Gandhi... valores para una propuesta de futuro

22 gandhi... valores para una propuesta de futuro Coolies…continued to defy simple categorizations. In a nation struggling to define slavery and freedom, coolies seemed to fall under neither yet both; they were viewed as a natural advancement from chattel slavery and a means to maintain slavery’s worst features. Coolies confused the boundary between slavery and freedom, between black and white, causing the mass demand for Asian migrant laborers as well as appeals for their exclusion in the postbellum United States (Jung 2006: 6) . In trying to wipe out the ignominy of indenture, he turns to Indianness but sees that it is a hot potato no one wants to claim: I could see that the ‘Indians’ (quotes mine) were divided into different groups. One was that of Mussalman merchants, who would call themselves ‘Arabs.’ Another was that of Hindu and yet another that of Parsi clerks. The Hindu clerks were neither here nor there, unless they cast in their lot with the Arabs. The Parsi clerks would call themselves ‘Persians.’... But by far the largest class was that composed of Tamil, Telegu and North Indian indentured and freed laborers (Gandhi 1927: 89–90).
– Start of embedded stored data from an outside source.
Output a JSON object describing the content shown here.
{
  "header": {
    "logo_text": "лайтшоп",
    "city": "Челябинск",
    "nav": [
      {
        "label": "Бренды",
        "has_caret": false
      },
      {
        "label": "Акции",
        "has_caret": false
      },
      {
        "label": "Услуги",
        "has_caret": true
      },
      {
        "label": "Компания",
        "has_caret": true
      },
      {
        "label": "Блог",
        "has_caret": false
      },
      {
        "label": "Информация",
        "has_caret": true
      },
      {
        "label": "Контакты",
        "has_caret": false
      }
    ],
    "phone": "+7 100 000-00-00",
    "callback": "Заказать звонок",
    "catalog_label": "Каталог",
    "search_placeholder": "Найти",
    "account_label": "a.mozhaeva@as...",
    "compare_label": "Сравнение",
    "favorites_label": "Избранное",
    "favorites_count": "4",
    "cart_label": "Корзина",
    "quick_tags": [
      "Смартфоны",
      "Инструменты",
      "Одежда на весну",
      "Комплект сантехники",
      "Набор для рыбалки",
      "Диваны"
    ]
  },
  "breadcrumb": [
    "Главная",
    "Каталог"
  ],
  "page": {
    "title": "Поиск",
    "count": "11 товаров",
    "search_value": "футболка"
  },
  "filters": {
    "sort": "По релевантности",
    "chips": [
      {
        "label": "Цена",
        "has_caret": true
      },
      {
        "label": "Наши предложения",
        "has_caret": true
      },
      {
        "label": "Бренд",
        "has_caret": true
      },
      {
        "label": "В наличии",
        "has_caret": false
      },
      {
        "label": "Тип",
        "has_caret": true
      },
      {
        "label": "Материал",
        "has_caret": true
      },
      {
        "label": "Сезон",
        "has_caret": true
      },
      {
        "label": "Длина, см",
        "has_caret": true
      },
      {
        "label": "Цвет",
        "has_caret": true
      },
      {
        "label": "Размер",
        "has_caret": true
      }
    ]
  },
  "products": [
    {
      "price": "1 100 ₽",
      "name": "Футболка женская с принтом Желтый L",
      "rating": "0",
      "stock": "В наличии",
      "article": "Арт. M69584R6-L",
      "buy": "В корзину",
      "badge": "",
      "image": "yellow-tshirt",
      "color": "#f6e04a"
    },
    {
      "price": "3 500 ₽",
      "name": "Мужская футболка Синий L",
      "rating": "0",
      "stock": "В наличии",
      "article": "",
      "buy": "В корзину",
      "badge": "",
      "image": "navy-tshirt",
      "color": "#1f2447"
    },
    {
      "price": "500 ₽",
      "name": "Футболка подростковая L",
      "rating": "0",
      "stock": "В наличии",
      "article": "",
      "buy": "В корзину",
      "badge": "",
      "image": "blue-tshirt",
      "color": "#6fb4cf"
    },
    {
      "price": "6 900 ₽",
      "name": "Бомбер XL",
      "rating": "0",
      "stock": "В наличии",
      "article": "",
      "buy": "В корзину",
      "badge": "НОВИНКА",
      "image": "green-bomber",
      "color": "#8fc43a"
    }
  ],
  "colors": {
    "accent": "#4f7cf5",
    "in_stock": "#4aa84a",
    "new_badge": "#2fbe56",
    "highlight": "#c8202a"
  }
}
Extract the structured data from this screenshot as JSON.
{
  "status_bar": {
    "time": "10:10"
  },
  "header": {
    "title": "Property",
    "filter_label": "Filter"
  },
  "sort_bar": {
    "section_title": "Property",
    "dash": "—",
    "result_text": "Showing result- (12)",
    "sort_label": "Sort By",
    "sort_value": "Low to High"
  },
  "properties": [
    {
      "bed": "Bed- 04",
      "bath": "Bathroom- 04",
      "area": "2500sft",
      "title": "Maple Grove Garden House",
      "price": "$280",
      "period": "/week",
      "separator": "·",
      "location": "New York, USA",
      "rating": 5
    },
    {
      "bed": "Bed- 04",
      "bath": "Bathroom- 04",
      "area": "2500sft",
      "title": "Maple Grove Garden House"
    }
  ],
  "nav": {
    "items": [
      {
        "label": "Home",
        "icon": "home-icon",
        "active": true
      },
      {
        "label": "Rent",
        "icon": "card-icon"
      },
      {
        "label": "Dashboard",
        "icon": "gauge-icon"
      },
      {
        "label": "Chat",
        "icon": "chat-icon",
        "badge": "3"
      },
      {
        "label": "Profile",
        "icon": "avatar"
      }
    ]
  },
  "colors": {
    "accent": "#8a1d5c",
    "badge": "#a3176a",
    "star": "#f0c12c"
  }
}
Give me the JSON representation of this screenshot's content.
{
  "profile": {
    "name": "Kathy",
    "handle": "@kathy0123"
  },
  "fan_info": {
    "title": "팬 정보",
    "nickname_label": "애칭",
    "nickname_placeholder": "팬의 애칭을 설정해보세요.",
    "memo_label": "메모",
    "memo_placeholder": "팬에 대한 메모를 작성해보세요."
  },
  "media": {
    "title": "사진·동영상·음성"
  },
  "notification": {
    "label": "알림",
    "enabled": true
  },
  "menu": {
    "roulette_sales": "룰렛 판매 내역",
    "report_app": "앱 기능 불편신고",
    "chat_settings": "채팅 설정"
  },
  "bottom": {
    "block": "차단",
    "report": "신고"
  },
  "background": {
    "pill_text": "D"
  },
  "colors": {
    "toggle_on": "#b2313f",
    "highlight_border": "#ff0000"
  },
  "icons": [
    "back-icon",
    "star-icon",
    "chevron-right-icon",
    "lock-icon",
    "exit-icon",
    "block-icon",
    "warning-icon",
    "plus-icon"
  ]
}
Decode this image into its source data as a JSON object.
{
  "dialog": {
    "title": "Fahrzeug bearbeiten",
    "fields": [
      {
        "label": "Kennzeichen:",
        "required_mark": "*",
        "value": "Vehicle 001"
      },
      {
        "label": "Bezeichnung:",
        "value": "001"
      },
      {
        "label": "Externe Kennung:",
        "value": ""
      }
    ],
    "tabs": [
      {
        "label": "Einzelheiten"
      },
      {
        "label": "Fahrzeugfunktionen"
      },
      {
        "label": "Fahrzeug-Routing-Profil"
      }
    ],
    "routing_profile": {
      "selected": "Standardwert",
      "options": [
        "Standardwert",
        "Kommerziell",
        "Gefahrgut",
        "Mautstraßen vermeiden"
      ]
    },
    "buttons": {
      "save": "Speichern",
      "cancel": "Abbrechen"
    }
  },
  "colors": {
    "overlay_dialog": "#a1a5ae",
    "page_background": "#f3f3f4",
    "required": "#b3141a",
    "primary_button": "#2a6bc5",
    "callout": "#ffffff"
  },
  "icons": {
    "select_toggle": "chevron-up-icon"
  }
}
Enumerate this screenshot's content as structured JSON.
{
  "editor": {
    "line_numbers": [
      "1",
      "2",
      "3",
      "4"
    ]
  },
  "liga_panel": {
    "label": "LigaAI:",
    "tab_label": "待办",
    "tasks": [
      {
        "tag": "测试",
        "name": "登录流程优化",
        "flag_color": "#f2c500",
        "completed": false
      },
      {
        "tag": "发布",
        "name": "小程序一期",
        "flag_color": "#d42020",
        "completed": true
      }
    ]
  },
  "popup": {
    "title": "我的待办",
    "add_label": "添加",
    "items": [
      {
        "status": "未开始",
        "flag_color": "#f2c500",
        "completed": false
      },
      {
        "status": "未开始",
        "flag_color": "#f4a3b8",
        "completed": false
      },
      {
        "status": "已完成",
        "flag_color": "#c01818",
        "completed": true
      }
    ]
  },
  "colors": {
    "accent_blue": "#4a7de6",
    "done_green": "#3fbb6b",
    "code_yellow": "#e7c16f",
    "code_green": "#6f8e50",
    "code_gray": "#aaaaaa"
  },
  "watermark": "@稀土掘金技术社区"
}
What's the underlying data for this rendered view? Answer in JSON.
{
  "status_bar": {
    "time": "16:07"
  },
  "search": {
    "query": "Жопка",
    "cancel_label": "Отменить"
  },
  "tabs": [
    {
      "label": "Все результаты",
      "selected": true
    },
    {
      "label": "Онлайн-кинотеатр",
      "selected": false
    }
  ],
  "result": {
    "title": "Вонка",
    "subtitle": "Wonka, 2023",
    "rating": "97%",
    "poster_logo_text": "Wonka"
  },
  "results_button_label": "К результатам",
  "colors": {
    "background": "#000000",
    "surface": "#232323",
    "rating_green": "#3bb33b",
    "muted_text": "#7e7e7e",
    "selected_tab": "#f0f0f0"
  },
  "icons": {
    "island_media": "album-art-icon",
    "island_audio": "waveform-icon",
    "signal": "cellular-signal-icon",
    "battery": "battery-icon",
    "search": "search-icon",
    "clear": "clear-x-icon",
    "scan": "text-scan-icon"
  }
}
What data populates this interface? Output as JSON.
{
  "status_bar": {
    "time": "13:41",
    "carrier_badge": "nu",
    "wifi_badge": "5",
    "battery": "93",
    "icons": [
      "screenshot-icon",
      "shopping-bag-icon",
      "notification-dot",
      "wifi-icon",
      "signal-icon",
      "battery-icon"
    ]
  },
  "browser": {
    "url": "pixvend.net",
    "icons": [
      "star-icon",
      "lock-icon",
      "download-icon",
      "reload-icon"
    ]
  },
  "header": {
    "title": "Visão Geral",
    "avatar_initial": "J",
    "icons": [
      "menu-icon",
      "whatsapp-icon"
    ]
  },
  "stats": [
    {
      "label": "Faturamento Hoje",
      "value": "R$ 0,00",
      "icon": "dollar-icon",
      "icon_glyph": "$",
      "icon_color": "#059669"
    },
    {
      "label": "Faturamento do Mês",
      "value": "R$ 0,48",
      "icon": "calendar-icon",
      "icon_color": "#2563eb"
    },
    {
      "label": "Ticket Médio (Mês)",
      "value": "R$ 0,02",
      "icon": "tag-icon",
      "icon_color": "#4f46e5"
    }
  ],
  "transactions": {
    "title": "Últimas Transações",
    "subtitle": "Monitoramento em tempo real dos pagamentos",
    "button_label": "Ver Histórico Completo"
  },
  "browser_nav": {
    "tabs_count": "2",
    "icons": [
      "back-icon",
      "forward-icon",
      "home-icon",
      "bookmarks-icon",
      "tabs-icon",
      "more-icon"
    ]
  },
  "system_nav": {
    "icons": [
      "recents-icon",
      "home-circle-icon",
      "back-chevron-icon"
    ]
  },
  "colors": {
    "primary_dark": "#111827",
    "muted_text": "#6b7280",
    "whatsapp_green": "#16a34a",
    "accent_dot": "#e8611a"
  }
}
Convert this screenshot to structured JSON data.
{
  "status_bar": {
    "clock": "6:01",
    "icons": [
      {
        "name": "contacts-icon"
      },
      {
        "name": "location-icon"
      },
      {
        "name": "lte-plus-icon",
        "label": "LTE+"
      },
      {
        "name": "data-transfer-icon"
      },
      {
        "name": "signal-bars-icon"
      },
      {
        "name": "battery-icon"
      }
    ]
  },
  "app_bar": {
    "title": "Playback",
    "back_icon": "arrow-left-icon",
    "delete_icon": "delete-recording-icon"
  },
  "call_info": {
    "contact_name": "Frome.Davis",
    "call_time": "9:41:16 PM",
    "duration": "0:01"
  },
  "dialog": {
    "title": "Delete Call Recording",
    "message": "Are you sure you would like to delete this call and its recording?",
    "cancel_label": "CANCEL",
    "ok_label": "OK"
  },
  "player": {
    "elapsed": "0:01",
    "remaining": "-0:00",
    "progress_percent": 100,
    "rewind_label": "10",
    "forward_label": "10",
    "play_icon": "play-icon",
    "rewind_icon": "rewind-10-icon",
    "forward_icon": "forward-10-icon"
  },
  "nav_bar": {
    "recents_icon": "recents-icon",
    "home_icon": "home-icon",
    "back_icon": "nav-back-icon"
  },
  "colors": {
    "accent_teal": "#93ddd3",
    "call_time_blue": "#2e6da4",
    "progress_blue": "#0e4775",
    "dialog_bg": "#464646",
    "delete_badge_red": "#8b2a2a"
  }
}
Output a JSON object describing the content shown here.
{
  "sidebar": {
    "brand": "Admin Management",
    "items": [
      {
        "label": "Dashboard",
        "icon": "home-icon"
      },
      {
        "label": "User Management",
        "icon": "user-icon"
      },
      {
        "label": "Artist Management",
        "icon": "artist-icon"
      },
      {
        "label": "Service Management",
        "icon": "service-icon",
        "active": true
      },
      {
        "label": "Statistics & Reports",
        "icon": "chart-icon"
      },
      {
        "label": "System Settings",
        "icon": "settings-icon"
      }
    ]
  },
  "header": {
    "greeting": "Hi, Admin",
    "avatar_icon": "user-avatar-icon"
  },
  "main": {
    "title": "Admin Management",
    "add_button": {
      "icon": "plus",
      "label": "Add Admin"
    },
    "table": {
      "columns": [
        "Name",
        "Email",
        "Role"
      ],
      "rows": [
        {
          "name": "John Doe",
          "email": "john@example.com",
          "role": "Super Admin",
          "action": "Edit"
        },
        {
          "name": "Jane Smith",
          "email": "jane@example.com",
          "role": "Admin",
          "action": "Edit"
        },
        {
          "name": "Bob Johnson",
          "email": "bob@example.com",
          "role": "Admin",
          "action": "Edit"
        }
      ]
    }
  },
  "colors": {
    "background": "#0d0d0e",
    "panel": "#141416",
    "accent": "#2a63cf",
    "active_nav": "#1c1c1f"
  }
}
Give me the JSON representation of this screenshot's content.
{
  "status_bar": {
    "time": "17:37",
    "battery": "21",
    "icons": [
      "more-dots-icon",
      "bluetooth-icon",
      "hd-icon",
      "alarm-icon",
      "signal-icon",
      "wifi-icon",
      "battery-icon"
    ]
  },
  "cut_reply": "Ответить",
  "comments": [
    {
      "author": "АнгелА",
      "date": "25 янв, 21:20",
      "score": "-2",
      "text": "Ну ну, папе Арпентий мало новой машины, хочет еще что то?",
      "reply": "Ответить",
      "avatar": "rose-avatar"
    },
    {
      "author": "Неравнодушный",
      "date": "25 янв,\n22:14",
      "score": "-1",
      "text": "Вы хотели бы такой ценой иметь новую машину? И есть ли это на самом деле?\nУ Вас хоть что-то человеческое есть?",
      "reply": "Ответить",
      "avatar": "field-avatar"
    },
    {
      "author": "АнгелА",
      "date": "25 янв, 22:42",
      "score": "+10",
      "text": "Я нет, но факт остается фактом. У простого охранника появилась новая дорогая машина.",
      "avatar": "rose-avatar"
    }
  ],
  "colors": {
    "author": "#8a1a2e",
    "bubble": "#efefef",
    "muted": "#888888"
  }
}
Yet Gandhi sees Indianness as an inevitable construct, an imagined necessity as he faces the reality of the plantation. In the 1890s and early 1900s, Gandhi goes abut refining, defining, selecting, propagating and “creating” the Indian diasporic experience he wrote about everyday. He recognizes the skill and perseverance of the Indian transplanted farmer, the loyalty to folk traditions. He then takes the newly untied “Indian” including Hindu and Muslim, Sikh and Christan, Gujarati, Pathan, Tamil and Telugu, back with him, to define his movement. His important technique was the march. Working with a group that theorists of the working class would call a ‘rag tag’ ‘lumpenproletariat’ group, the march is a powerful technique of mobilization. Bringing people out into the public sphere to assert their rights, give people a sense of their power. Everyone knows Gandhi’s Salt March where he led a protest to the sea, in defiance of the tax against salt. But he first led such a march in South Africa, in defiance of fines and outlawing of Hindu marriages.